さて、本日ご紹介のシングル盤は、ラスカルズ最大のヒット! 原曲名は「People Got To Be Free」、1968年夏から秋にかけて全米チャートのトップを独走しています。

力強いソウルビートに乗って、いきなり歌い出されるサビメロの景気の良さ! たたみかけてくるブラス&ホーンの気持ち良さ! グルーヴしまくるエレキベースとドカドカ煩い8ビートに拘るドラムスは、当時流行していた南部系ソウルミュージックのニューヨーク的展開というか、キメのビートリフも実にカッコイイです。

そしてもちろん、フェリックス・キャバリェのリードボーカルは熱血ですし、エディ・ブリガッティとの掛け合いやコーラスの黒っぽさ、唸るオルガンにジャズっぽいギターのオカズも冴えまくりという、まさに間然することない名曲名演です♪♪~♪ なによりも歌の泣きメロそのものが秀逸ですよっ!

実は告白すると、サイケおやじは最初にラジオでこの曲を聴いた時、黒人のグループかと思ったほどです。う~ん、それにしては洒落ているなぁ~、なんて思っていたのですから、今となっては笑止なんですが。

とにかく私は昭和43(1968)年のクリスマスに買ったという思い出の1枚でもあります。何故って? だって、これを持って従姉のお姉さま達が集まるパーティへ行ったんですから♪♪~♪

そしてラスカルズが大好きになったのは言うまでもありません。しかし当時はLPを買うことが出来ず、それでも執念でコンプリート近くまで収集出来たのは二十代も既に後半に入った頃でした。

ちなみにラスカルズはライブバンドとしても人気があったそうですが、その現場でのベース奏者は誰が務めていたのかも、かなり興味の対象です。

それと、この「自由への賛歌」が収められているアルバム「Freedom Suit」は2枚組で、C面には2曲、そしてD面に1曲だけという、長いアドリブ中心の演奏が聴かれます。
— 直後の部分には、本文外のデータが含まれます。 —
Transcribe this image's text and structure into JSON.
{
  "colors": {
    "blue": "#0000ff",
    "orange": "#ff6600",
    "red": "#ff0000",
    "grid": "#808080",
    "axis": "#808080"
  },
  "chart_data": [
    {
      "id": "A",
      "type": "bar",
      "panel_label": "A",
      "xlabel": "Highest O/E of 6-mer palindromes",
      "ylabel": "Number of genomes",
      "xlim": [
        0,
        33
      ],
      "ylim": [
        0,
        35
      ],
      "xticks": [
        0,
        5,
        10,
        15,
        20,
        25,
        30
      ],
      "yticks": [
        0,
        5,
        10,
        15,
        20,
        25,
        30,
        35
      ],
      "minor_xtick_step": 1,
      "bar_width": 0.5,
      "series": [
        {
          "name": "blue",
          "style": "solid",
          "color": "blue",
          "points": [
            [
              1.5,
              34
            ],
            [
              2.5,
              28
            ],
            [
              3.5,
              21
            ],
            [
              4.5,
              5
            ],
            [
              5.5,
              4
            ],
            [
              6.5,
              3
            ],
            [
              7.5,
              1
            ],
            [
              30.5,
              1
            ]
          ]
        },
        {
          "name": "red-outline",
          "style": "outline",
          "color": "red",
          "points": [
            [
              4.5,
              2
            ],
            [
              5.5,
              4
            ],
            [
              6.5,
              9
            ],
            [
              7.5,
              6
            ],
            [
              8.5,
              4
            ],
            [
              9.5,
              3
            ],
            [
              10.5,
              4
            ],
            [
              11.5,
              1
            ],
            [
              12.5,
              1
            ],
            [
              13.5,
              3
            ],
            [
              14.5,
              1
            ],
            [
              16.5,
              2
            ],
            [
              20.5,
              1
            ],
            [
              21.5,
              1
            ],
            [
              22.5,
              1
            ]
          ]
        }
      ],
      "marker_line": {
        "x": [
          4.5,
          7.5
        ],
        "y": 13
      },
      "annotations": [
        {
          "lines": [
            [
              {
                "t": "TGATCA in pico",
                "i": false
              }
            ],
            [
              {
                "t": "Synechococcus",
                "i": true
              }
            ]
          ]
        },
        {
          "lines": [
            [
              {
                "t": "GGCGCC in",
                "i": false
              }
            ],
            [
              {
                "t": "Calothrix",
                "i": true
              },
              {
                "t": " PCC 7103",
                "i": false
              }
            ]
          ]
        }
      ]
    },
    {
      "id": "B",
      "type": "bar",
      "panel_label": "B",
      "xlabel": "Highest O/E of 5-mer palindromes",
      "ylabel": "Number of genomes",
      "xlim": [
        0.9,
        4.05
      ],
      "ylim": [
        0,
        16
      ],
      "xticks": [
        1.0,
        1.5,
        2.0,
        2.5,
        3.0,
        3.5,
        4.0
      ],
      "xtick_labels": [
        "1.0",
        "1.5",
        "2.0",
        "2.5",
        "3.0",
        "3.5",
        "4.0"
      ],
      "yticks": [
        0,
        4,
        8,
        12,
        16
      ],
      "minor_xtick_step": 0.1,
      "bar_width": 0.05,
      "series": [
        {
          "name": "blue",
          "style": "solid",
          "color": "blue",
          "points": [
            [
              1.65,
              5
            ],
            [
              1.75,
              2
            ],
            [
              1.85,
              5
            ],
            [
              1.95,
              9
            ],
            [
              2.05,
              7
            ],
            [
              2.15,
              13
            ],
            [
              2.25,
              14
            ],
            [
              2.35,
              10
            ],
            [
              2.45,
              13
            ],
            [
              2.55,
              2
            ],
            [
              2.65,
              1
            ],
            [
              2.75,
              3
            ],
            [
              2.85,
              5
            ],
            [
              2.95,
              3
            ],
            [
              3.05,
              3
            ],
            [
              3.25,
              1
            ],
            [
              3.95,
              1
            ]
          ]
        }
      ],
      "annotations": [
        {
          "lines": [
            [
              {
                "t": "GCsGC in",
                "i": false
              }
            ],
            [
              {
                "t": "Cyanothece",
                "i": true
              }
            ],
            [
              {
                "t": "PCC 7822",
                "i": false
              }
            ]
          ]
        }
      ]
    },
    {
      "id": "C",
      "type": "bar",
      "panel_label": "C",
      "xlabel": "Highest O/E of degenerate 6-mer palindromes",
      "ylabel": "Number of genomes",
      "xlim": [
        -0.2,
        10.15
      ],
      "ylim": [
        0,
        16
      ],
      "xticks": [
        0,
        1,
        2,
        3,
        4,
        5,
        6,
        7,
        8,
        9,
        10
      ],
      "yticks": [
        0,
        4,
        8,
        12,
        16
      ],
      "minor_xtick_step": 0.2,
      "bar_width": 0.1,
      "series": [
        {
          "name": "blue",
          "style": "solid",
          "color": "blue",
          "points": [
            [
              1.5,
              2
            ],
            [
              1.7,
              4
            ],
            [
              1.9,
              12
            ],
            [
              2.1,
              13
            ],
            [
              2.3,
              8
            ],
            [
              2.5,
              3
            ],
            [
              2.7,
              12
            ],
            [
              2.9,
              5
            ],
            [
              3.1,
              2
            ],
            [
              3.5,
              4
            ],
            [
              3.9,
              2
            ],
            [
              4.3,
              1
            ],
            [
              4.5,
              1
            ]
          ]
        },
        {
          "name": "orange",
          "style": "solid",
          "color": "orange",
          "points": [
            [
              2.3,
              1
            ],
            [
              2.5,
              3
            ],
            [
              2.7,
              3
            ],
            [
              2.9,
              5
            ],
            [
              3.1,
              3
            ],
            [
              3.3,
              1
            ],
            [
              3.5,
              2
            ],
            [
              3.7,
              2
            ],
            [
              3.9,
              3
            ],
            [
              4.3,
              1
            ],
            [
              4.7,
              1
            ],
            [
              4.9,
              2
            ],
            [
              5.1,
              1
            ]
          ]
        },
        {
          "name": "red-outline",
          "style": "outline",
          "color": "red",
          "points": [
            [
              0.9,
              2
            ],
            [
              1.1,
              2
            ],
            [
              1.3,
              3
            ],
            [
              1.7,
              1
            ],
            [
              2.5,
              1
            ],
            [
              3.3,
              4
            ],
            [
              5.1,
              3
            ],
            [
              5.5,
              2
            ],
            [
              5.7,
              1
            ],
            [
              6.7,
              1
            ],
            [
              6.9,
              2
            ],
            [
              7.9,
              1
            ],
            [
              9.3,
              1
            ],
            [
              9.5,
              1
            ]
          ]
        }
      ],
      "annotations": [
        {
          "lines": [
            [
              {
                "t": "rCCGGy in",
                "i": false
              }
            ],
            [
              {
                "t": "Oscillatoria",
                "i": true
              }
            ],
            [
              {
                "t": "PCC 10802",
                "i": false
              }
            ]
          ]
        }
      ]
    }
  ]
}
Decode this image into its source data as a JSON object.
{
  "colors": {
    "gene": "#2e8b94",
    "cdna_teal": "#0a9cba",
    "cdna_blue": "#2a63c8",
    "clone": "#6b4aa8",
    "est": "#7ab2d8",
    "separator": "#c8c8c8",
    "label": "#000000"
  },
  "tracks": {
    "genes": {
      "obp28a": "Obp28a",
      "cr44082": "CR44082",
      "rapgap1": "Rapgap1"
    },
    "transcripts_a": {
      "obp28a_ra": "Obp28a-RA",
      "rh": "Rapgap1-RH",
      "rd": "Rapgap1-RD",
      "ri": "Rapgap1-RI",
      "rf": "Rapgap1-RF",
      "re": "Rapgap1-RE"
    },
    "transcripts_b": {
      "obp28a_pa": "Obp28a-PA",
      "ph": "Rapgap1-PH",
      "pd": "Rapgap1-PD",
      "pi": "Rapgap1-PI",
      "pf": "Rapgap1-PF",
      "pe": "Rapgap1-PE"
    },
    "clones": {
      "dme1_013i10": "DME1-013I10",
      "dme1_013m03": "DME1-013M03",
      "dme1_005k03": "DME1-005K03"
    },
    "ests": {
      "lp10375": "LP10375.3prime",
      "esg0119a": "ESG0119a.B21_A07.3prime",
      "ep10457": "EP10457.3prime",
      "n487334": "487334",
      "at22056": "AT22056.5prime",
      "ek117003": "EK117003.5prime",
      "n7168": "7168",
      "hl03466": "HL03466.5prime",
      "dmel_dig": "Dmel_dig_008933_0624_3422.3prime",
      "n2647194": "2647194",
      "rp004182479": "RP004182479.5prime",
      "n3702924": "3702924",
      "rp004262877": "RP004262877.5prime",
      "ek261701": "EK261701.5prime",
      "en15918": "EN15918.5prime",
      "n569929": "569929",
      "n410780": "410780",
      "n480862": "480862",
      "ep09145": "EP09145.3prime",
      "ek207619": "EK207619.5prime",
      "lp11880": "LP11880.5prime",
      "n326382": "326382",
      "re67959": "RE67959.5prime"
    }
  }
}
そこにはオリジナルメンバーに加えて、ゲスト参加のホーンセクションや蠢きグルーヴ系のエレキベースが大活躍♪♪~♪ キング・カーティスのテナーサックスも出てきますし、メンバーの中ではディノ・ダネリが4ビートまで叩く大奮闘! またフェリックス・キャバリェのサイケオルガンとかジーン・コーニッシュのロックジャズなギターも楽しめますが、もちろん極めてアートロックな色彩が濃厚です。

う~ん、やっぱりラスカルズはライブバンドとしても一流という証明でしょうか!? 正直、今となっては退屈な部分も否定出来ませんが、この路線を1971年頃の解散まで捨てなかった潔さは評価されるべきかもしれません。

またラスカルズは黒人系の音楽志向があった所為で、常に黒人歌手との共演ステージを望んでいたそうですし、黒人公民権運動団体への寄付も行っていたらしく、それゆえに保守的な白人層からは疎まれ、特にアメリカ南部ではレコードの不買運動とかコンサートキャンセルが相次いだ時期もあったと言われています。解散に追い込まれたのも、それがひとつの原因だという噂も!?

そして残念ながら、メンバーのその後はソロ活動や新バンドの結成等々があるものの、やはりラスカルズ時代を上回ることがありませんでした。

しかしラスカルズの素晴らしさは、それで歪められるものではありませんし、こういう素敵なバンドは風化させてはいけません。この曲を聴く度に、サイケおやじは心底、そう思うのでした。